Plummer, who has already played a variation on the role in Nosferatu a Venizia, is an acceptable Cushing substitute, wastefully killed off half-way through to make room for a top-of-his-voice performance from the energetic but superfluous Miller. It’s a shame that the production is stuck with typical Dimension youth-and-TV-orientated casting, scuttling an opportunity to cast Amanda Plummer, who could have made something of the daughter torn between two blood fathers who finally accepts the eternal legacy of Van Helsing rather than the curse of Dracula. A problem with the film is that all the best stuff comes before Dracula is back, with the high-tech thieves breaking into the super-secure, booby-trapped Van Helsing vault on the assumption that whatever is kept in there must be valuable rather than dangerous and an impressive mid-air uncoffining (slightly derivative of THE MONSTER SQUAD) that winds up with an offscreen plane crash and a selection of guest stars transformed briefly into vampires so they can indulge their fang and kung fu fantasies.
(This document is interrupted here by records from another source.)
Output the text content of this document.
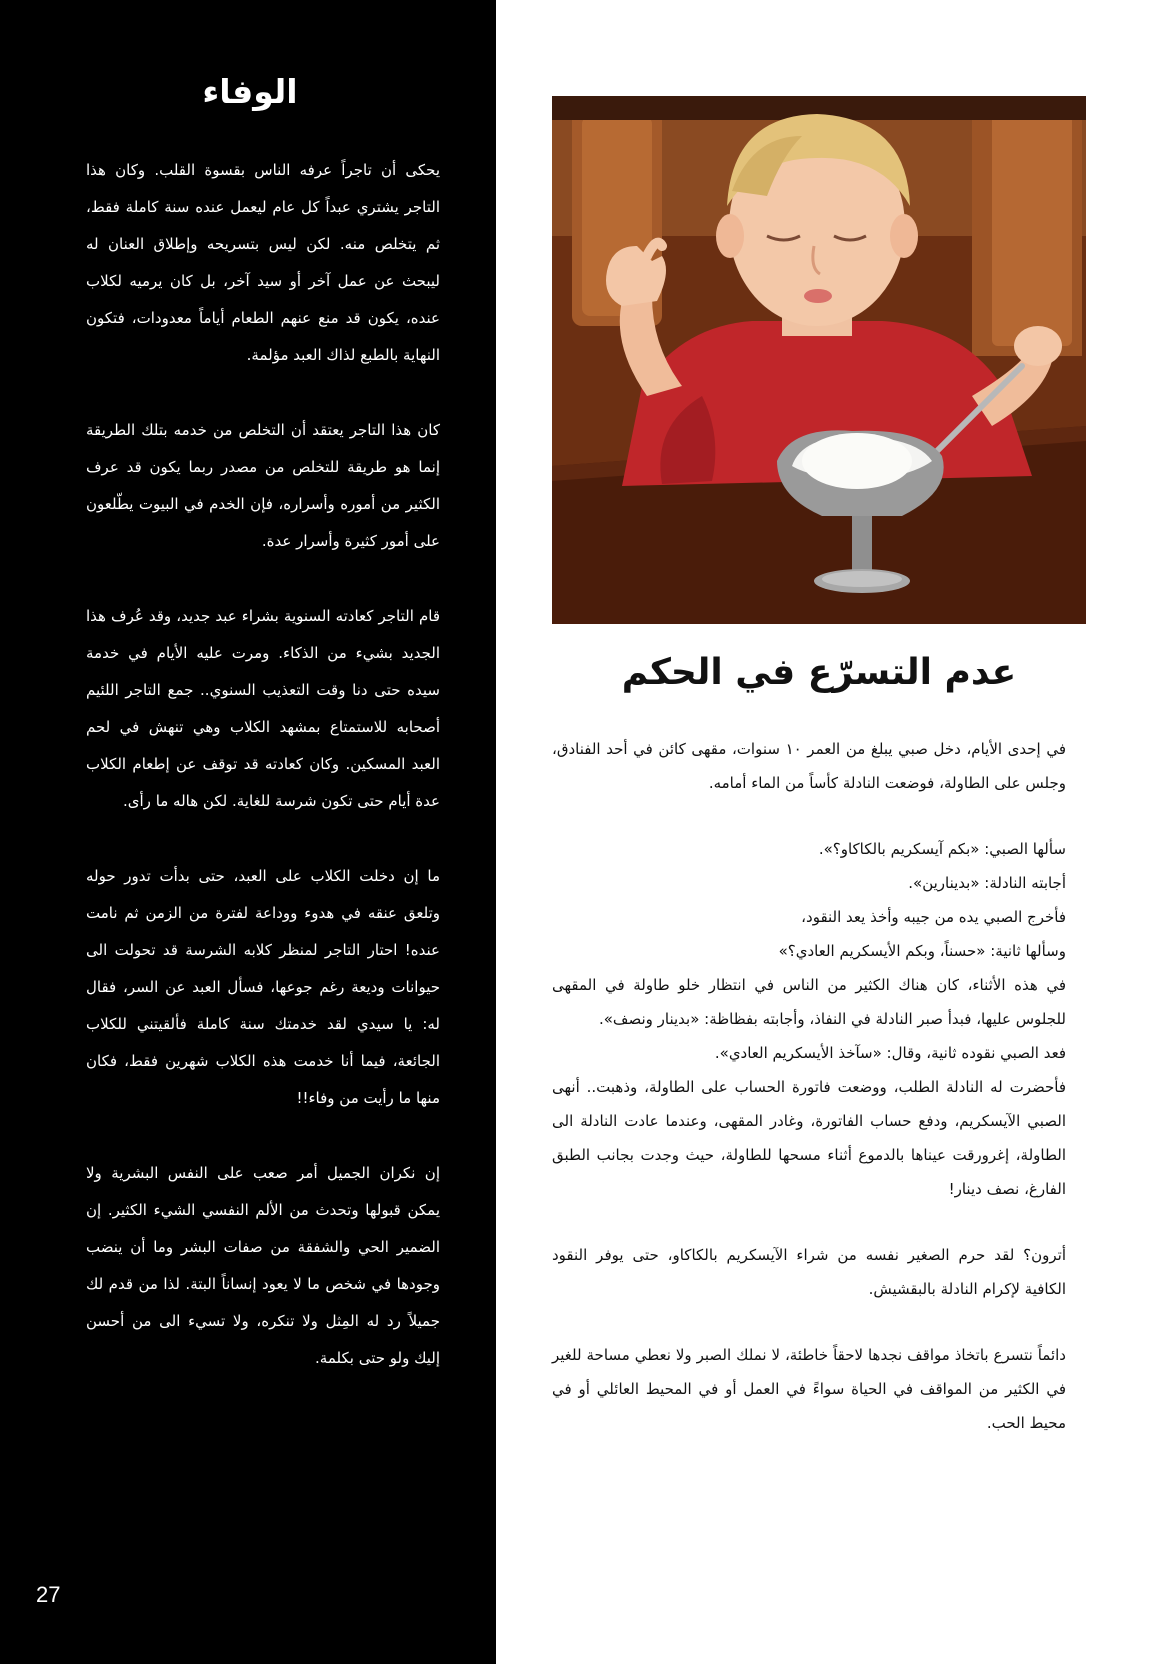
الوفاء

يحكى أن تاجراً عرفه الناس بقسوة القلب. وكان هذا التاجر يشتري عبداً كل عام ليعمل عنده سنة كاملة فقط، ثم يتخلص منه. لكن ليس بتسريحه وإطلاق العنان له ليبحث عن عمل آخر أو سيد آخر، بل كان يرميه لكلاب عنده، يكون قد منع عنهم الطعام أياماً معدودات، فتكون النهاية بالطبع لذاك العبد مؤلمة.

كان هذا التاجر يعتقد أن التخلص من خدمه بتلك الطريقة إنما هو طريقة للتخلص من مصدر ربما يكون قد عرف الكثير من أموره وأسراره، فإن الخدم في البيوت يطّلعون على أمور كثيرة وأسرار عدة.

قام التاجر كعادته السنوية بشراء عبد جديد، وقد عُرف هذا الجديد بشيء من الذكاء. ومرت عليه الأيام في خدمة سيده حتى دنا وقت التعذيب السنوي.. جمع التاجر اللئيم أصحابه للاستمتاع بمشهد الكلاب وهي تنهش في لحم العبد المسكين. وكان كعادته قد توقف عن إطعام الكلاب عدة أيام حتى تكون شرسة للغاية. لكن هاله ما رأى.

ما إن دخلت الكلاب على العبد، حتى بدأت تدور حوله وتلعق عنقه في هدوء ووداعة لفترة من الزمن ثم نامت عنده! احتار التاجر لمنظر كلابه الشرسة قد تحولت الى حيوانات وديعة رغم جوعها، فسأل العبد عن السر، فقال له: يا سيدي لقد خدمتك سنة كاملة فألقيتني للكلاب الجائعة، فيما أنا خدمت هذه الكلاب شهرين فقط، فكان منها ما رأيت من وفاء!!

إن نكران الجميل أمر صعب على النفس البشرية ولا يمكن قبولها وتحدث من الألم النفسي الشيء الكثير. إن الضمير الحي والشفقة من صفات البشر وما أن ينضب وجودها في شخص ما لا يعود إنساناً البتة. لذا من قدم لك جميلاً رد له المِثل ولا تنكره، ولا تسيء الى من أحسن إليك ولو حتى بكلمة.

27
عدم التسرّع في الحكم

في إحدى الأيام، دخل صبي يبلغ من العمر ١٠ سنوات، مقهى كائن في أحد الفنادق، وجلس على الطاولة، فوضعت النادلة كأساً من الماء أمامه.

سألها الصبي: «بكم آيسكريم بالكاكاو؟».
أجابته النادلة: «بدينارين».
فأخرج الصبي يده من جيبه وأخذ يعد النقود،
وسألها ثانية: «حسناً، وبكم الأيسكريم العادي؟»
في هذه الأثناء، كان هناك الكثير من الناس في انتظار خلو طاولة في المقهى للجلوس عليها، فبدأ صبر النادلة في النفاذ، وأجابته بفظاظة: «بدينار ونصف».
فعد الصبي نقوده ثانية، وقال: «سآخذ الأيسكريم العادي».
فأحضرت له النادلة الطلب، ووضعت فاتورة الحساب على الطاولة، وذهبت.. أنهى الصبي الآيسكريم، ودفع حساب الفاتورة، وغادر المقهى، وعندما عادت النادلة الى الطاولة، إغرورقت عيناها بالدموع أثناء مسحها للطاولة، حيث وجدت بجانب الطبق الفارغ، نصف دينار!

أترون؟ لقد حرم الصغير نفسه من شراء الآيسكريم بالكاكاو، حتى يوفر النقود الكافية لإكرام النادلة بالبقشيش.

دائماً نتسرع باتخاذ مواقف نجدها لاحقاً خاطئة، لا نملك الصبر ولا نعطي مساحة للغير في الكثير من المواقف في الحياة سواءً في العمل أو في المحيط العائلي أو في محيط الحب.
Francis Coppola said that ‘if your movie’s called DRACULA, then the word had better be that the guy playing Dracula is terrific or you’re dead in the water’. Gerard Butler, sadly, is not terrific: even Dimension has noticed, since his name isn’t mentioned on the DVD front cover or in the back cover synopsis. With Christopher Lee red eyeballs and Frank Langella hair, Butler is an identikit of earlier stabs at the role, even having some of the male model strut of Chris Sarandon in FRIGHT NIGHT, but brings little new (the film doesn’t pick up on the incidental fact that this Dracula is ethnically Jewish) and seems embarrassed by lines like ‘I don’t drink … coffee!’. As he slides through the New Orleans Virgin Megastore, making all female heads turn as if he were starring in a body-lotion commercial, and coos his approval of a Death Metal video (‘Brilliant!’), this Dracula never seems a threat or a temptation. In all fairness, Butler – as revealed by his audition tape and the deleted scenes – signed on for a more interesting character than is presented in the release version. He might never have been one of the great Draculas, but with his best scenes dropped it’s hardly his fault that he is reduced to a glowering prop and upstaged by his own disciples.
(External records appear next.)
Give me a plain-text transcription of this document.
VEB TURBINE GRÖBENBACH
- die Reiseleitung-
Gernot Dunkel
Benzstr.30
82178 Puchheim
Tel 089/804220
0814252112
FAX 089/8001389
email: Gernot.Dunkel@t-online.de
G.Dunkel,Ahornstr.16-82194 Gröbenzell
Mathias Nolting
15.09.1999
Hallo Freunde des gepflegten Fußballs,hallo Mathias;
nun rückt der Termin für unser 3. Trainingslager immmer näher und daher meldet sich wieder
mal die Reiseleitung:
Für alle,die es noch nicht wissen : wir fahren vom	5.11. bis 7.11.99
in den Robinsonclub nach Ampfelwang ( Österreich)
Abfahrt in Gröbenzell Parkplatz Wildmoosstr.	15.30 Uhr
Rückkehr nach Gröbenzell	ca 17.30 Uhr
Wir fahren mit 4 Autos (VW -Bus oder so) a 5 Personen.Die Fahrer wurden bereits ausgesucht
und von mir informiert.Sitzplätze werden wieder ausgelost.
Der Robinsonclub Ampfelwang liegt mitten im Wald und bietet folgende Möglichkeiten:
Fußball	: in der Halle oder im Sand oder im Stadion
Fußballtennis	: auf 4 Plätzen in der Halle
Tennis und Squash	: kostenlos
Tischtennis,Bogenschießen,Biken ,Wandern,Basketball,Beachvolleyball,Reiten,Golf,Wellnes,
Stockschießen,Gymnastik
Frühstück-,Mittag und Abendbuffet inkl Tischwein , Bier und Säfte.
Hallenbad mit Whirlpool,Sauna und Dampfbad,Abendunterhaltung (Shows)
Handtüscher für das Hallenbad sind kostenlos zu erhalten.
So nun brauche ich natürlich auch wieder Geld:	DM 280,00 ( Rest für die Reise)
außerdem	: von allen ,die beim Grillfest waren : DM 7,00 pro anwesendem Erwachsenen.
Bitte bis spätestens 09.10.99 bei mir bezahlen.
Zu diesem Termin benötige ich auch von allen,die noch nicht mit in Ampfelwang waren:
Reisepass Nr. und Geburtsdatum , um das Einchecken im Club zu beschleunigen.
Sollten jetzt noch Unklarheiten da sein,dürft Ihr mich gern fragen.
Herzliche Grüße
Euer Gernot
In the era of Buffy the Vampire Slayer, it’s become a hackneyed convention that vampires do Hong Kong-style wire-assisted martial arts (CROUCHING TIGER HIDDEN DRAGONBRIDE OF CHUCKY cinematographer Peter Pau’s work is sadly ordinary) and that both creatures of the night and vampire-slayers pepper their violent confrontations with the sort of wisecracks that used to be the trademark of Spider-Man. All this is fair enough, but it sits ill with attempts at atmosphere: New Orleans came off better in the dire CANDYMAN: FAREWELL TO THE FLESH than it does here, despite the regulation graveyard and Mardi Gras scenes. Like most recent vampire movies, Dracula 2000 bounces around a lot and writhes sexually but never manages to make its vampires especially scary or seductive.